Espace pour les professionnels

Spécificité de la pratique professionnelle en interprétation scolaire

top_pratique_professionnelle_interpretation_scolaire

Extrait du numéro 194 de la revue Entendre: Interprétation scolaire

Suzanne Villeneuve
Interprète agréée

Cet article vise à situer le lecteur sur la dynamique particulière des facteurs qui influencent l’interprétation scolaire, et sur les différents modèles en interprétation.

Dynamique des facteurs influencant l’interprétation scolaire

Dans le secteur de l’éducation, les frontières du rôle de l’interprète risquent d’être affectées par le fait que ce dernier est parfois la seule personne apte à communiquer avec l’enfant dans l’école. Il travaille avec lui pendant de longues heures et parfois pendant plusieurs années (Napier et al., 2006).

La pratique professionnelle de l’interprète est tributaire de différents facteurs dont l’environnement de l’élève, constitué d’une part de l’enseignant et des autres membres de l’équipe-école (style d’enseignement : débit, redondance, clarté d’expression, organisation du discours).

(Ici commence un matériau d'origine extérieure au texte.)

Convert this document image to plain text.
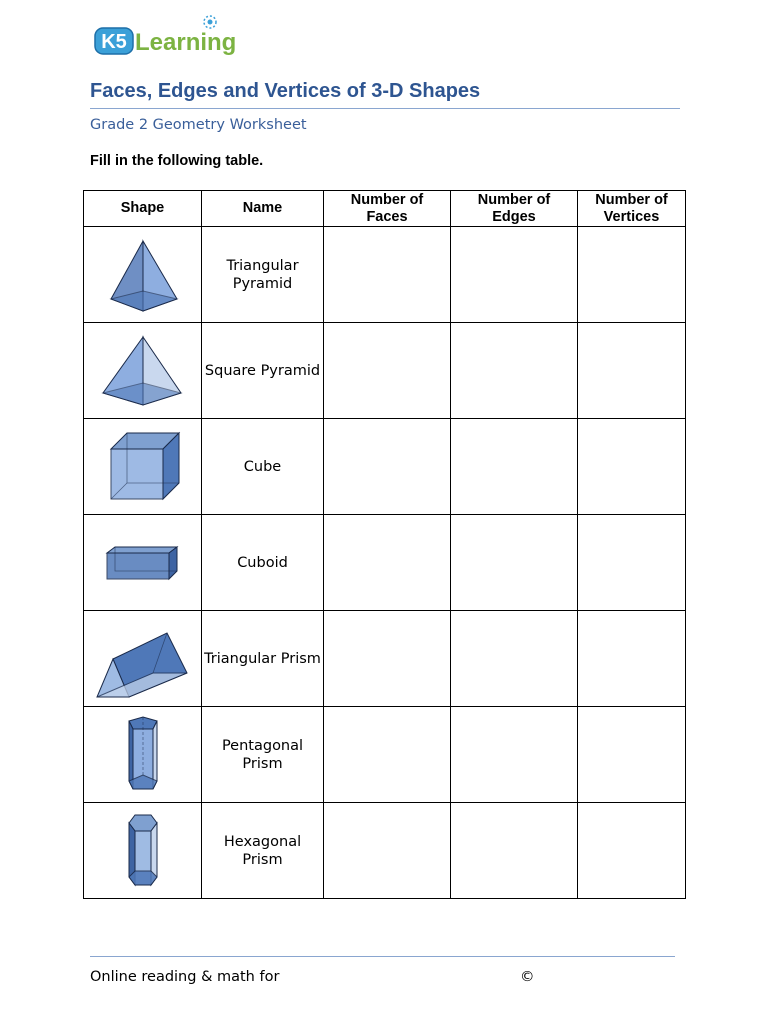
K5 Learning
Faces, Edges and Vertices of 3-D Shapes

Grade 2 Geometry Worksheet

Fill in the following table.

Shape	Name	Number of Faces	Number of Edges	Number of Vertices

	Triangular Pyramid			

	Square Pyramid			

	Cube			

	Cuboid			

	Triangular Prism			

	Pentagonal Prism			

	Hexagonal Prism			
Online reading & math for	©
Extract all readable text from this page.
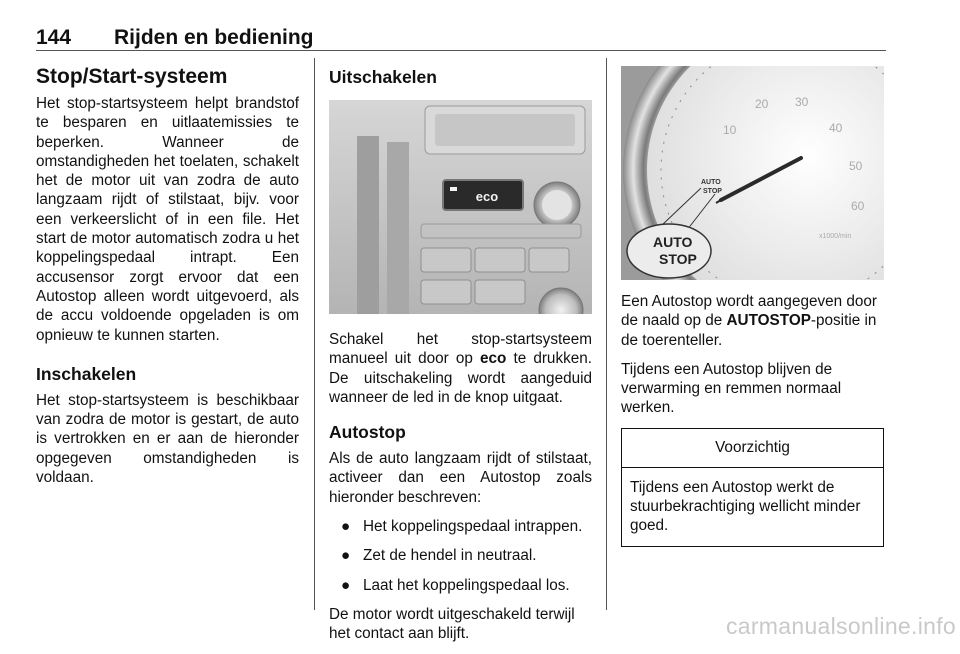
144 Rijden en bediening
Stop/Start-systeem

Het stop-startsysteem helpt brandstof te besparen en uitlaatemissies te beperken. Wanneer de omstandigheden het toelaten, schakelt het de motor uit van zodra de auto langzaam rijdt of stilstaat, bijv. voor een verkeerslicht of in een file. Het start de motor automatisch zodra u het koppelingspedaal intrapt. Een accusensor zorgt ervoor dat een Autostop alleen wordt uitgevoerd, als de accu voldoende opgeladen is om opnieuw te kunnen starten.

Inschakelen

Het stop-startsysteem is beschikbaar van zodra de motor is gestart, de auto is vertrokken en er aan de hieronder opgegeven omstandigheden is voldaan.

Uitschakelen
eco

Schakel het stop-startsysteem manueel uit door op eco te drukken. De uitschakeling wordt aangeduid wanneer de led in de knop uitgaat.

Autostop

Als de auto langzaam rijdt of stilstaat, activeer dan een Autostop zoals hieronder beschreven:

● Het koppelingspedaal intrappen.
● Zet de hendel in neutraal.
● Laat het koppelingspedaal los.

De motor wordt uitgeschakeld terwijl het contact aan blijft.

10
20 30
40
50
60
x1000/min
AUTO
STOP
AUTO
STOP

Een Autostop wordt aangegeven door de naald op de AUTOSTOP-positie in de toerenteller.

Tijdens een Autostop blijven de verwarming en remmen normaal werken.

Voorzichtig
Tijdens een Autostop werkt de stuurbekrachtiging wellicht minder goed.
carmanualsonline.info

L’interprète doit aussi composer avec le degré de sensibilisation à la surdité de l’entourage. Ainsi qu’avec l’atmosphère de la classe et les actions des autres élèves (éclairage, bruits ambiants, distance, etc.).

Un autre facteur est l’élève vivant avec une surdité (habiletés cognitives, linguistiques et sociales, vécu familial, acceptation de la surdité). Finalement, les connaissances et les compétences de l’interprète ainsi que le modèle qu’il utilise constituent le dernier facteur.

Les modèles d’interprétation

Aidant

Le modèle aidant est celui qu’utilisent le plus souvent les interprètes qui n’ont pas de formation spécifique ; celui où ils sont le moins désengagés face à leur rôle. L’interprète qui adopte ce modèle a tendance à se substituer à l’enfant lui-même en l’aidant. Lorsqu’un enfant ne développe pas son autonomie parce que son interprète intervient trop pour l’aider, il risque d’échouer dans sa quête du sentiment de compétence.
Ce type d’interprète fera aussi de la discipline auprès de l’enfant. C’est alors que l’on parle d’une aide de type éducateur. L’interprète se sent responsable des réussites académiques de l’enfant et intervient en se substituant à l’enseignant qui est pourtant le seul titulaire de l’élève dans la classe.

Transmetteur

Ce modèle est issu du modèle mécaniste en interprétation où l’interprète est comparé à un robot. Ce modèle n’est pas adéquat en milieu scolaire, même s’il offre un accès complet et neutre au discours environnant puisqu’il n’encourage pas activement l’interaction entre l’élève vivant avec une surdité et son entourage.
De plus, l’interprète dont l’action s’inscrit dans ce modèle ne vise pas l’autonomie de l’enfant. Il ne se sentira pas le droit de collaborer avec les autres intervenants entourant l’enfant.

Communicateur

Ce modèle d’interprétation (issu du modèle interactionnel où chaque participant a un apport à la conversation) est celui qui offre les meilleures conditions pour une intégration harmonieuse de l’enfant vivant avec une surdité. Les autres modèles prennent rarement en considération l’importance des relations entre l’élève vivant avec une surdité et ses pairs, alors qu’il s’agit d’un élément essentiel de l’intégration (la socialisation est l’un des enjeux de l’éducation scolaire).
Dans ce modèle, on informe l’enseignant qu’il doit considérer l’élève vivant avec une surdité comme tout autre élève de sa classe pour tous les aspects de son enseignement (incluant la discipline).

Par exemple, l’interprète se permet de souligner à l’enseignant que l’élève (primaire et secondaire) n’a pas saisi une notion enseignée. Le modèle communicateur se distingue aussi du modèle transmetteur dans le sens où l’interprète encourage les liens interactifs entre les enseignants et l’élève et entre les autres enfants de la classe et l’élève. Vercaingne-Ménard, Bélanger et Villeneuve décrivent les facettes de ce modèle dans leur publication (2001). Il s’ancre dans la réalité quotidienne en visant l’autonomie de l’élève vivant avec une surdité. L’interprète de ce modèle se rapproche aussi de la conception interprète-pédagogue préconisée par l’AQEPA.

Conclusion

L’importance de la formation sur ces modèles auprès des interprètes est mise en lumière par les conséquences néfastes sur le travailleur et sur l’enfant de ne pas avoir été préalablement formé.